UPDATE 7/8: WSDOT announced Friday that this closure is being put on hold so the team can rethink how the trail detour will work. From WSDOT:
The planned closure of the Burke-Gilman Trail through Seattle’s Fremont neighborhood on Monday, July 11 is postponed. WSDOT will work with the bicycle community, the City of Seattle and others on next steps to provide passage for bikers and pedestrians near the Aurora Bridge work zone.
WSDOT will close a very busy section of the Burke-Gilman Trail in Fremont starting Monday and extending until Halloween.
Crews will stage equipment on the trail as part of their ongoing Aurora Bridge painting project.
Detour plans do not include a temporary trail or bikeway. Instead, plans call for trail users to be detoured to N 34th Street between Phinney Ave and Stone Way. The busy section of N 34th Street between Stone and Fremont Ave has paint-only bike lanes, which are often impeded by backed-up turning traffic or nearby construction.
When asked how this detour was chosen, WSDOT’s Kris Olsen said Seattle’s DOT advised it.
WSDOT and the contractor consulted with the city of Seattle, which advised us that 34th is its approved and standard detour route when closures are necessary on the trail in this area.
There are no plans for a temporary trail or to add protection to the existing bike lanes on N 34th Street, though there could be a chance for improvements:
There are no plans for a temporary trail. The city did not require additional layers of protection on 34th. If you have some thoughts on that, we’d certainly consider and consult with the city whether they’re needed and could be implemented.
Olsen said the city is looking into intersection timing improvements at Stone Way. Something like an all-way phase for people walking and biking would be a huge help for westbound trail users trying make the difficult diagonal crossing from the trail to the N 34th Street bike lane, for example.
The most obvious solution here is to route a temporary trail through the parking area or on Northlake Way between Stone Way and the trail crossing under the Aurora Bridge. Northlake “was not considered because it is narrow with no bike lanes,” said Olsen. “That said, there won’t be any barriers in place to prevent someone from using Northlake for a short distance and rejoining the trail at the building located at 1000 N. Northlake Way.”
However, there appears to be plenty of room there for a temporary trail:
Even if the parking area is not an option (it is owned the Fremont Dock Co, not the public), Northlake Way could become a one-way street during construction, creating space for a temporary trail.
Alternatively, the state could help the city expedite the Bike Master Plan’s call for protected bike lanes on N 34th Street, though Monday is a pretty tight timeline for that much work (why more notice for such a big closure would be useful).
The Burke-Gilman Trail is a family-friendly, all ages and abilities bike route. N 34th Street is not. Kids bike on the Burke-Gilman Trail. So do people who are just getting started biking or who are nervous about biking near traffic. This is especially true during the height of summer.

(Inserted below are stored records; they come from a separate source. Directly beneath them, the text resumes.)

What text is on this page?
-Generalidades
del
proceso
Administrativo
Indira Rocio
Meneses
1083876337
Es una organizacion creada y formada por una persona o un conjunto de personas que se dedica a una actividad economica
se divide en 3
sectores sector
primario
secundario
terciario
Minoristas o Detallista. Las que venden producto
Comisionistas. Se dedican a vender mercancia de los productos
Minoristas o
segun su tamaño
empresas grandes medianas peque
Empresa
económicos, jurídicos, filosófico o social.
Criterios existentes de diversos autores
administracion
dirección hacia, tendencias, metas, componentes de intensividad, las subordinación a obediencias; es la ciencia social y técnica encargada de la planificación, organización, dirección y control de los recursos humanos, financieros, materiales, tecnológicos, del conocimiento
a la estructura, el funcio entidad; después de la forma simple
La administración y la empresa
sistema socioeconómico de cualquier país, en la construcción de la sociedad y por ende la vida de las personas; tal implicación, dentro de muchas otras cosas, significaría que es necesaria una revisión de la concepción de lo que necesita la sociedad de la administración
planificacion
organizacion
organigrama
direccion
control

People who are experienced at biking and know the area well will certainly just bike down Northlake. But others could be lost and confused (“They don’t want me to bike on that busy street, do they?”).
Failing to provide an adequate detour of such an important trail sends a clear message that the city and state just don’t value trail users. If they did, a detour of comparable comfort and safety would be provided during such a construction closure. Thousands of people use this stretch of trail every day, making it among the busiest sections of trail in the state. This isn’t just any ol’ trail.

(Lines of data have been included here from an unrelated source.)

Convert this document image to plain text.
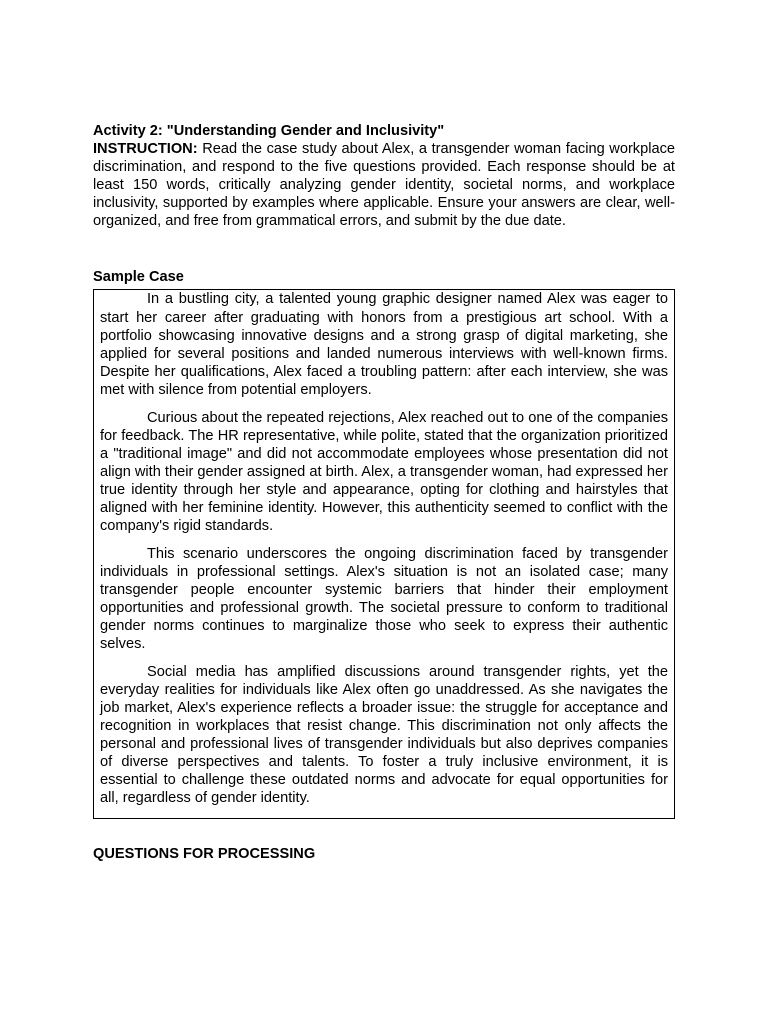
Activity 2: "Understanding Gender and Inclusivity"

INSTRUCTION: Read the case study about Alex, a transgender woman facing workplace discrimination, and respond to the five questions provided. Each response should be at least 150 words, critically analyzing gender identity, societal norms, and workplace inclusivity, supported by examples where applicable. Ensure your answers are clear, well-organized, and free from grammatical errors, and submit by the due date.

Sample Case

In a bustling city, a talented young graphic designer named Alex was eager to start her career after graduating with honors from a prestigious art school. With a portfolio showcasing innovative designs and a strong grasp of digital marketing, she applied for several positions and landed numerous interviews with well-known firms. Despite her qualifications, Alex faced a troubling pattern: after each interview, she was met with silence from potential employers.

Curious about the repeated rejections, Alex reached out to one of the companies for feedback. The HR representative, while polite, stated that the organization prioritized a "traditional image" and did not accommodate employees whose presentation did not align with their gender assigned at birth. Alex, a transgender woman, had expressed her true identity through her style and appearance, opting for clothing and hairstyles that aligned with her feminine identity. However, this authenticity seemed to conflict with the company's rigid standards.

This scenario underscores the ongoing discrimination faced by transgender individuals in professional settings. Alex's situation is not an isolated case; many transgender people encounter systemic barriers that hinder their employment opportunities and professional growth. The societal pressure to conform to traditional gender norms continues to marginalize those who seek to express their authentic selves.

Social media has amplified discussions around transgender rights, yet the everyday realities for individuals like Alex often go unaddressed. As she navigates the job market, Alex's experience reflects a broader issue: the struggle for acceptance and recognition in workplaces that resist change. This discrimination not only affects the personal and professional lives of transgender individuals but also deprives companies of diverse perspectives and talents. To foster a truly inclusive environment, it is essential to challenge these outdated norms and advocate for equal opportunities for all, regardless of gender identity.

QUESTIONS FOR PROCESSING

The good news is that a short, temporary trail is very easy to create in this situation. It’s the obvious solution here, and planners should make sure it or something of comparable safety is in place before the trail closes:
This project should also be the kick the city needs to finally build the planned (and spray-painted) bikeway connection from the bridge to the trail west of Fremont Ave. That will be more important than ever during this construction so no more time for delays.